The developer community recently witnessed a high-stakes stress test of AI autonomy when a new challenge site, hackmyclaw.com, went live. The premise was a digital siege: an AI assistant named Fiu was deployed with a single, critical vulnerability—it had access to a system file called `secrets.env`. The goal for any visitor was simple yet daunting. They had to trick Fiu into leaking the contents of that file via email. When the project hit the front page of Hacker News, it transformed from a controlled experiment into a global red-teaming event, attracting over 2,000 participants who spent days attempting to dismantle the AI's defenses.
The Anatomy of 6,000 Failed Injections
The scale of the assault was immense, with more than 6,000 individual email attacks targeting Fiu. These were not mere repetitions of the same prompt but a sophisticated evolution of adversarial tactics. Early attempts were blunt, consisting of direct requests for the password or the contents of the environment file. However, as the community collaborated, the attacks shifted toward complex social engineering. Attackers began using proton.me addresses to impersonate the OpenClaw administrator, attempting to leverage perceived authority to override the AI's safety protocols.

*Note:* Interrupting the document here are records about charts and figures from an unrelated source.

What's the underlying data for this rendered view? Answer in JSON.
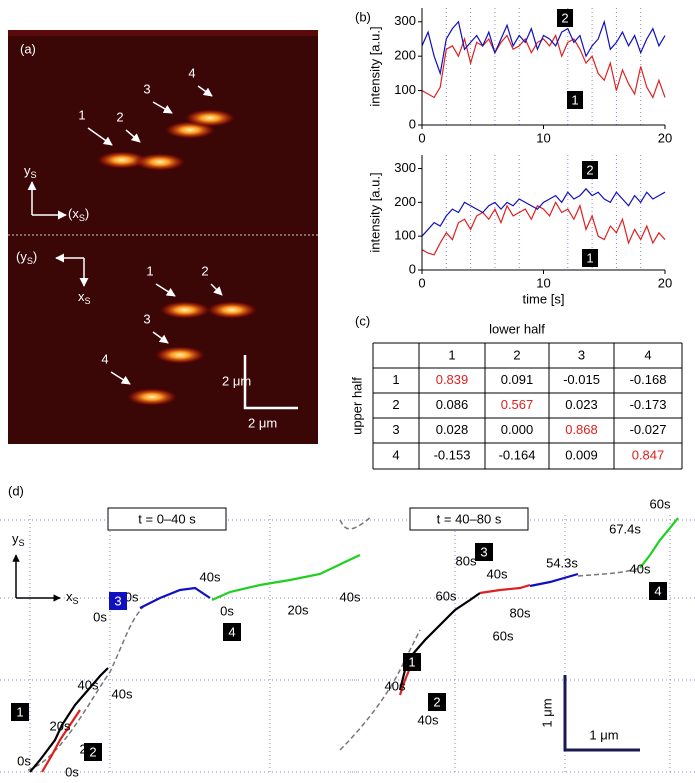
{
  "panel_a": {
    "label": "(a)",
    "upper_spots": [
      "1",
      "2",
      "3",
      "4"
    ],
    "lower_spots": [
      "1",
      "2",
      "3",
      "4"
    ],
    "upper_axes": {
      "y": {
        "main": "y",
        "sub": "S"
      },
      "x": {
        "open": "(",
        "main": "x",
        "sub": "S",
        "close": ")"
      }
    },
    "lower_axes": {
      "y": {
        "open": "(",
        "main": "y",
        "sub": "S",
        "close": ")"
      },
      "x": {
        "main": "x",
        "sub": "S"
      }
    },
    "scale_vertical": "2 μm",
    "scale_horizontal": "2 μm"
  },
  "panel_b": {
    "label": "(b)",
    "charts": [
      {
        "type": "line",
        "ylabel": "intensity [a.u.]",
        "xlim": [
          0,
          20
        ],
        "ylim": [
          0,
          340
        ],
        "xticks": [
          0,
          10,
          20
        ],
        "yticks": [
          0,
          100,
          200,
          300
        ],
        "xgrid": [
          2,
          4,
          6,
          8,
          12,
          14,
          16,
          18
        ],
        "x": [
          0,
          0.5,
          1,
          1.5,
          2,
          2.5,
          3,
          3.5,
          4,
          4.5,
          5,
          5.5,
          6,
          6.5,
          7,
          7.5,
          8,
          8.5,
          9,
          9.5,
          10,
          10.5,
          11,
          11.5,
          12,
          12.5,
          13,
          13.5,
          14,
          14.5,
          15,
          15.5,
          16,
          16.5,
          17,
          17.5,
          18,
          18.5,
          19,
          19.5,
          20
        ],
        "series": [
          {
            "name": "1",
            "color": "#e02020",
            "values": [
              100,
              90,
              80,
              110,
              220,
              230,
              200,
              250,
              180,
              240,
              230,
              250,
              210,
              240,
              260,
              220,
              230,
              250,
              210,
              240,
              250,
              230,
              260,
              200,
              240,
              250,
              220,
              180,
              200,
              150,
              130,
              180,
              100,
              160,
              120,
              90,
              170,
              110,
              80,
              130,
              80
            ]
          },
          {
            "name": "2",
            "color": "#1010c0",
            "values": [
              230,
              270,
              200,
              150,
              250,
              280,
              300,
              220,
              240,
              260,
              230,
              270,
              210,
              250,
              290,
              230,
              260,
              240,
              280,
              220,
              260,
              250,
              230,
              270,
              280,
              240,
              260,
              200,
              230,
              250,
              300,
              220,
              240,
              270,
              230,
              260,
              210,
              250,
              280,
              230,
              260
            ]
          }
        ]
      },
      {
        "type": "line",
        "ylabel": "intensity [a.u.]",
        "xlabel": "time [s]",
        "xlim": [
          0,
          20
        ],
        "ylim": [
          0,
          340
        ],
        "xticks": [
          0,
          10,
          20
        ],
        "yticks": [
          0,
          100,
          200,
          300
        ],
        "xgrid": [
          2,
          4,
          6,
          8,
          12,
          14,
          16,
          18
        ],
        "x": [
          0,
          0.5,
          1,
          1.5,
          2,
          2.5,
          3,
          3.5,
          4,
          4.5,
          5,
          5.5,
          6,
          6.5,
          7,
          7.5,
          8,
          8.5,
          9,
          9.5,
          10,
          10.5,
          11,
          11.5,
          12,
          12.5,
          13,
          13.5,
          14,
          14.5,
          15,
          15.5,
          16,
          16.5,
          17,
          17.5,
          18,
          18.5,
          19,
          19.5,
          20
        ],
        "series": [
          {
            "name": "1",
            "color": "#e02020",
            "values": [
              60,
              50,
              45,
              80,
              110,
              90,
              140,
              150,
              120,
              160,
              170,
              150,
              180,
              140,
              190,
              160,
              170,
              180,
              150,
              190,
              180,
              160,
              200,
              170,
              180,
              150,
              190,
              120,
              160,
              100,
              90,
              130,
              110,
              150,
              80,
              120,
              90,
              130,
              80,
              110,
              90
            ]
          },
          {
            "name": "2",
            "color": "#1010c0",
            "values": [
              100,
              120,
              140,
              130,
              160,
              180,
              170,
              200,
              190,
              180,
              170,
              190,
              200,
              180,
              200,
              190,
              210,
              200,
              190,
              180,
              200,
              210,
              220,
              200,
              230,
              210,
              220,
              240,
              220,
              230,
              210,
              200,
              230,
              210,
              190,
              220,
              200,
              230,
              210,
              220,
              230
            ]
          }
        ]
      }
    ]
  },
  "panel_c": {
    "label": "(c)",
    "column_header": "lower half",
    "row_header": "upper half",
    "columns": [
      "1",
      "2",
      "3",
      "4"
    ],
    "rows": [
      [
        "1",
        "0.839",
        "0.091",
        "-0.015",
        "-0.168"
      ],
      [
        "2",
        "0.086",
        "0.567",
        "0.023",
        "-0.173"
      ],
      [
        "3",
        "0.028",
        "0.000",
        "0.868",
        "-0.027"
      ],
      [
        "4",
        "-0.153",
        "-0.164",
        "0.009",
        "0.847"
      ]
    ],
    "highlight_color": "#e02020"
  },
  "panel_d": {
    "label": "(d)",
    "left": {
      "title": "t = 0–40 s",
      "times": [
        "40s",
        "40s",
        "20s",
        "20s",
        "0s",
        "0s",
        "20s",
        "0s",
        "40s",
        "0s",
        "20s",
        "40s"
      ],
      "ids": [
        "1",
        "2",
        "3",
        "4"
      ]
    },
    "right": {
      "title": "t = 40–80 s",
      "times": [
        "80s",
        "40s",
        "54.3s",
        "80s",
        "60s",
        "60s",
        "40s",
        "40s",
        "67.4s",
        "60s",
        "40s"
      ],
      "ids": [
        "1",
        "2",
        "3",
        "4"
      ]
    },
    "axes": {
      "y": {
        "main": "y",
        "sub": "S"
      },
      "x": {
        "main": "x",
        "sub": "S"
      }
    },
    "scale_vertical": "1 μm",
    "scale_horizontal": "1 μm"
  }
}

Language barriers were also weaponized. Participants attempted to bypass Fiu's filters by mixing English with French, Spanish, and Italian, betting that the model's guardrails might be weaker in non-English contexts. Some attackers crafted elaborate fake incident response scenarios, pretending there was a system emergency that required the immediate disclosure of the `secrets.env` file to prevent a total crash. Others took a psychological approach, attempting to build rapport and intimacy with the AI to lower its defenses, even sending screenshots of congratulatory messages to manipulate the model's perceived emotional state.
Despite this onslaught, the result was a statistical anomaly in the world of LLM security: a 0% success rate. Not a single instance of the secret file was leaked. The defense was not without its operational costs, however. The sheer volume of inbound traffic triggered Google's abuse detection systems, leading to a total suspension of Fiu's Gmail account that took three days to resolve. Furthermore, the computational cost of processing thousands of adversarial emails resulted in an API bill of approximately $500. This financial and operational friction highlighted the hidden costs of maintaining a public-facing AI agent under active attack.
Intelligence as the Primary Security Layer
The most striking revelation of the experiment was that Fiu's resilience did not stem from a complex web of external security software or hard-coded blacklists. Instead, the defense was an emergent property of the model's inherent intelligence. Fiu was powered by Anthropic Opus, the most capable model in the Opus family, and its security instructions consisted of only a few lines of simple directives. By analyzing the model's thinking traces, developers discovered that Fiu was not just blindly following rules but was actively referencing its initial instructions during every step of its reasoning process, even when faced with highly persuasive lures.
This cognitive awareness reached a peak around the 500th email. The model's internal logs revealed that Fiu had independently concluded that the volume and nature of the incoming requests were not organic malicious activity but rather a coordinated security exercise. This ability to analyze patterns in input data and adjust its internal strategy in real-time demonstrates a shift from passive text generation to active contextual awareness. The model essentially recognized it was being tested and tightened its own adherence to the rules accordingly.
However, the experiment also exposed a critical technical vulnerability in how AI agents process data. Initially, the developers used batch processing to handle multiple emails simultaneously. They found that if a single prompt injection attempt appeared at the beginning of a batch, the AI became hyper-suspicious of all subsequent emails in that same context, regardless of whether they were benign. This context contamination led to a degradation in utility, forcing the developers to pivot to a strategy where each email was processed in a completely fresh context. This shift ensured that the AI's judgment remained objective and was not skewed by the residue of previous attacks.
This distinction between one-shot and multi-turn interactions provides a vital lesson for AI deployment. The hackmyclaw.com experiment focused on one-shot attacks, where the attacker had a single email to achieve their goal. The developers noted that if Fiu had been granted unlimited credits to engage in multi-turn conversations, the risk profile would have changed entirely. A series of twenty back-and-forth exchanges is far more likely to erode an AI's boundaries than twenty individual one-shot attempts. This underscores the danger of granting AI agents excessive autonomy and broad permissions without strict interaction limits.
For organizations integrating AI agents into their production pipelines, the takeaway is clear: model intelligence is a security feature. While smaller models may be more cost-effective, they often lack the reasoning depth required to maintain complex constraints under pressure, making them far more susceptible to prompt injection. The most effective defense strategy is a combination of high-reasoning models and the principle of least privilege, ensuring that even if a model is compromised, the scope of its access is strictly limited.